I mean, it's like the basic thing you need to have a good life to thrive. You need clean water.
And yet a staggering amount of people simply don't have it. And we know how to help. So
thanks for the, just allowing me to share the story and to invite people to be a part of this.
And I'm just, I'm just Scott Harrison on Twitter and Instagram,
although Instagram is more family kids stuff.
I heard so many times at the conference in Miami that yours was the best speech
that people had heard,
which was so surprising because there was so much Bitcoin content and this
wasn't. And like I said, you had me immediately.
So, and I think a lot of people had that.
Thank you for your generosity and for participating.
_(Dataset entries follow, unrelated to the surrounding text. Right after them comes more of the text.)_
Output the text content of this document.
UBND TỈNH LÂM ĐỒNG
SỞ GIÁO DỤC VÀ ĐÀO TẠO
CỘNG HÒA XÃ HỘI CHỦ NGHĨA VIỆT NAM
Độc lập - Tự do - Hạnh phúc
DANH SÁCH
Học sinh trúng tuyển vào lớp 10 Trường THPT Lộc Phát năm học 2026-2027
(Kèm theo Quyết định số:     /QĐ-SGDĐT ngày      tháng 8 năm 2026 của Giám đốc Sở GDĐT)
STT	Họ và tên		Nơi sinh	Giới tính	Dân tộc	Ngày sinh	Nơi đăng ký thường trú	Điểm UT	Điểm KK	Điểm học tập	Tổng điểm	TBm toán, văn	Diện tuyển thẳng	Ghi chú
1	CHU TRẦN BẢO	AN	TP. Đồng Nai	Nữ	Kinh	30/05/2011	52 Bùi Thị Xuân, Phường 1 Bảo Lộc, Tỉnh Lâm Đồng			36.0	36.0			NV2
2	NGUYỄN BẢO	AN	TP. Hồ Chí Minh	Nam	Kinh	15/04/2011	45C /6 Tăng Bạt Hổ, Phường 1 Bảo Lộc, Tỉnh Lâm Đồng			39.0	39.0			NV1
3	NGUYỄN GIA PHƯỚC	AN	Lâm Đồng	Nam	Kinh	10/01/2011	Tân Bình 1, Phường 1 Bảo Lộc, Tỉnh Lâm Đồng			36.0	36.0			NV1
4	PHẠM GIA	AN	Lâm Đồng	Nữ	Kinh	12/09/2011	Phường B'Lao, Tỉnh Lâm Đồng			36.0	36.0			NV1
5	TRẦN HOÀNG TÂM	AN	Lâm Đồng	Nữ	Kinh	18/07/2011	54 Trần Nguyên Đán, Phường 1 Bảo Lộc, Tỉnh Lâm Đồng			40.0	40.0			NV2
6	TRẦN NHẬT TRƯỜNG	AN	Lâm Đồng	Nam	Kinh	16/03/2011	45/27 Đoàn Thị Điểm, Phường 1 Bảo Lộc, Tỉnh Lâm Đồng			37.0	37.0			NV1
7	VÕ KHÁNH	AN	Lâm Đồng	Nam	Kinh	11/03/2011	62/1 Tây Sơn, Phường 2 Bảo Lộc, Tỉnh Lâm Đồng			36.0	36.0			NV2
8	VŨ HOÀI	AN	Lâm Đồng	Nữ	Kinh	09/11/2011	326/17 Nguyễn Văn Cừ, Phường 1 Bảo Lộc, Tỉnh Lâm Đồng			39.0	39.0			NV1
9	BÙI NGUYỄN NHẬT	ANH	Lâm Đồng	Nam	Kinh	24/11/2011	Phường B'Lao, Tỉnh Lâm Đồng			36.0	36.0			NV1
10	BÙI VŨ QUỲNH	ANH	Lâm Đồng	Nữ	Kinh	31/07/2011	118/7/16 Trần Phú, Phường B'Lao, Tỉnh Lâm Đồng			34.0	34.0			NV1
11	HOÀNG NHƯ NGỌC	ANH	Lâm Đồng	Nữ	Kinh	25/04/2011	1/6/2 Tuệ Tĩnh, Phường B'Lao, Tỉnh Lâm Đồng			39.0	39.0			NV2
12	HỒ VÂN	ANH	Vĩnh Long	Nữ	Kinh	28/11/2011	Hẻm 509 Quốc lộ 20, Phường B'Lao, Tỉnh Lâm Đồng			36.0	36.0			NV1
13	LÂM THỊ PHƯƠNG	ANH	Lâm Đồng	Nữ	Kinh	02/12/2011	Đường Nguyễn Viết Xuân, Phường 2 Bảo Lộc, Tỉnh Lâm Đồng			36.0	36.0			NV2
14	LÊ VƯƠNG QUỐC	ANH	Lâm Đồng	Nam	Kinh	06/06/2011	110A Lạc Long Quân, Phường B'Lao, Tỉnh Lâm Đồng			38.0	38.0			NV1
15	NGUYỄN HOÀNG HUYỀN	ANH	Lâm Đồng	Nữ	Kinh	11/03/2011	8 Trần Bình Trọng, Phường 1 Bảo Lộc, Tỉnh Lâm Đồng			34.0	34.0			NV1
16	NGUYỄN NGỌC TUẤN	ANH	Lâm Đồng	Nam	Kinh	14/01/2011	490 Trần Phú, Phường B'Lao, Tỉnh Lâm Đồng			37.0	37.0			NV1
And I know you just deeply care,
you know, and you deeply care about this stuff.
So I appreciate your help.
I'm coming to Uganda with you next year.
We're doing that.
Awesome.
Yep.
You're invited.
Awesome.
Thank you again.
And we will follow up soon
and I'm going to keep pushing this through the community. But I think that this is going to be just exceptionally well-received and people
are going to be excited to hear it. Awesome. Thanks for the opportunity.